The annual sale of Native Plants at the Fletcher Wildlife Garden in Ottawa is next Saturday. I've been brushing up my baby ferns and other plants to get them all spiffed for their turn in the shop window. I've got some nice things - Yellow Ladyslippers, Wild Ginger, Blue Iris, Foamflower, Wood Poppy.... Ebony Spleenwort, Clinton's Wood Fern and Polystichum tsus-simense (not a native but nice) and more. Here's a shot of the table, in the rain:
Doesn't look like much, but there are almost 100 plants there, and mostly only two or three of each species. The reddish things in the middle are from Connaught Nursery. They are baby Pitcher Plants (Sarracenia purpurea). They must be 3 or 4 years old now but still babies, and super-cute!
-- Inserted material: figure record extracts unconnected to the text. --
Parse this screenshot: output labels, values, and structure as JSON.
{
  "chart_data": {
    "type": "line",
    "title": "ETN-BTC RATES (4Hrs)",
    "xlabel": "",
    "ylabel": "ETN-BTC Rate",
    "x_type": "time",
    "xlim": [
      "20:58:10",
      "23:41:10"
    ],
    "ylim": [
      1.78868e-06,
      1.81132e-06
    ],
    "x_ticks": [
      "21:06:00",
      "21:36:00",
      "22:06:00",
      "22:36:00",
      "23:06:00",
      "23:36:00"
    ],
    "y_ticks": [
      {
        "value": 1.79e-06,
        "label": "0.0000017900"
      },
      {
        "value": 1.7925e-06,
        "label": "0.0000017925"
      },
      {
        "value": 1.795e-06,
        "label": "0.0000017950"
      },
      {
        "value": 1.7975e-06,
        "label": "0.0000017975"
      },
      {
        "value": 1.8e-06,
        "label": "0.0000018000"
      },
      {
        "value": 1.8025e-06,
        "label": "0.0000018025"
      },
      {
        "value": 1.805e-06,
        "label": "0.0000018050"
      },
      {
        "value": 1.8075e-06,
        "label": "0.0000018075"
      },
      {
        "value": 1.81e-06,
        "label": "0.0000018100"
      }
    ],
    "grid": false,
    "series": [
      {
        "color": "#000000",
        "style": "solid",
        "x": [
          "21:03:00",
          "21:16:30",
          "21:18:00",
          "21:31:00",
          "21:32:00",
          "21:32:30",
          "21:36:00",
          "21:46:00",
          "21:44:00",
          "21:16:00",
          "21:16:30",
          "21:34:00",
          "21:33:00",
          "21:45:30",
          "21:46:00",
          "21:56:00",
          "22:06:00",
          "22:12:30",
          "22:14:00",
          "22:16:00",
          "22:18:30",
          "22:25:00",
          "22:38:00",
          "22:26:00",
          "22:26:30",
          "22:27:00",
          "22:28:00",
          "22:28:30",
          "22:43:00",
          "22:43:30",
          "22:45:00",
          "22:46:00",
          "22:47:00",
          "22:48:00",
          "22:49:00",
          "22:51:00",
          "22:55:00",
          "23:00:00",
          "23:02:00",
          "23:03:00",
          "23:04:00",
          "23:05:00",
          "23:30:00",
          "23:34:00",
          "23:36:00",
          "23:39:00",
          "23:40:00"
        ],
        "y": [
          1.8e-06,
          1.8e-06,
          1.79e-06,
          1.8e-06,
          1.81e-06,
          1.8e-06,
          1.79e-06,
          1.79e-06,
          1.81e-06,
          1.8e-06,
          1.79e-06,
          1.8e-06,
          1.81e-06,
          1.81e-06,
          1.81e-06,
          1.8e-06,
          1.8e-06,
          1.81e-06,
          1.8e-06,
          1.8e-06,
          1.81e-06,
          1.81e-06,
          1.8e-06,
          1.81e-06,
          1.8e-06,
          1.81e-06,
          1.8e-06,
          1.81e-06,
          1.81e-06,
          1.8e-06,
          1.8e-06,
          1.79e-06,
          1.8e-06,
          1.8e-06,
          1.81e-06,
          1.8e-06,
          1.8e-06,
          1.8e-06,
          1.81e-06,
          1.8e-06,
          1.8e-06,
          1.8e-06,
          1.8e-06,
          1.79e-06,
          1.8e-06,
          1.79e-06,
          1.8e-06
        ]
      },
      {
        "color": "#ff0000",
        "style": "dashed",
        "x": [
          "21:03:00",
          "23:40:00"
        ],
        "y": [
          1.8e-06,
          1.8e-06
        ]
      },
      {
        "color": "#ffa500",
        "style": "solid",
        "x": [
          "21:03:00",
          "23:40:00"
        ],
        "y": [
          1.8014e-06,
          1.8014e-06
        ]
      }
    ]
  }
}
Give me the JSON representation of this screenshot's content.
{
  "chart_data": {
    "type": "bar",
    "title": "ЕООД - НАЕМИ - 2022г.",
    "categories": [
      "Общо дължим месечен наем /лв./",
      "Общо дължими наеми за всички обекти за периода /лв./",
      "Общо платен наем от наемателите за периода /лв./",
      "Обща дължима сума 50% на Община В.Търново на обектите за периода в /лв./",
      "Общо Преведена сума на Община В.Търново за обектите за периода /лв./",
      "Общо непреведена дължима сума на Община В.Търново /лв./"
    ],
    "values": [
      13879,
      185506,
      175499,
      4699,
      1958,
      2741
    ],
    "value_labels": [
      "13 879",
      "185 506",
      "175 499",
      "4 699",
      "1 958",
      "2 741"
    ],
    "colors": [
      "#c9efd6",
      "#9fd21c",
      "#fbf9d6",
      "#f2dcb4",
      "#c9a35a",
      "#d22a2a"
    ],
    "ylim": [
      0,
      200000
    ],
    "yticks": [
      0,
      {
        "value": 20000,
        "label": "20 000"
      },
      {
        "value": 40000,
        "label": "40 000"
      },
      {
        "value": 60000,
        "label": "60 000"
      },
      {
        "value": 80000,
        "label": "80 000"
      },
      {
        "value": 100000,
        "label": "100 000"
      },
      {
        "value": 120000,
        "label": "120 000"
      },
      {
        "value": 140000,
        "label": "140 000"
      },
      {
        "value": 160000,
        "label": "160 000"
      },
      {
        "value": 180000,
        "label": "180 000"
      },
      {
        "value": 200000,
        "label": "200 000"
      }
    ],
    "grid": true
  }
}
Pitcher Plants are carnivorous, well, maybe we should say insectivorous, and you can some fun growing one in a basin on your deck. All it needs is a few inches of sand, some peat moss on top, and enough water to stay damp at the bottom. The 'pitchers', which are modified leaves, fill with rainwater. Insects go in, perhaps to shelter from the sun, perhaps in response to some chemical lure, and can't climb out because of the downward-facing hairs on the pitcher's inside walls. The victim decomposes in the water, and the plant absorbs the nutrients.. A sneaky way to survive in wet, nutrient-poor bogs!
The wet bud is on one of the Yellow Ladyslippers. We've had a lot of rain lately, and today is no exception. Hard to get any weeding done in the garden, but good for the ferns!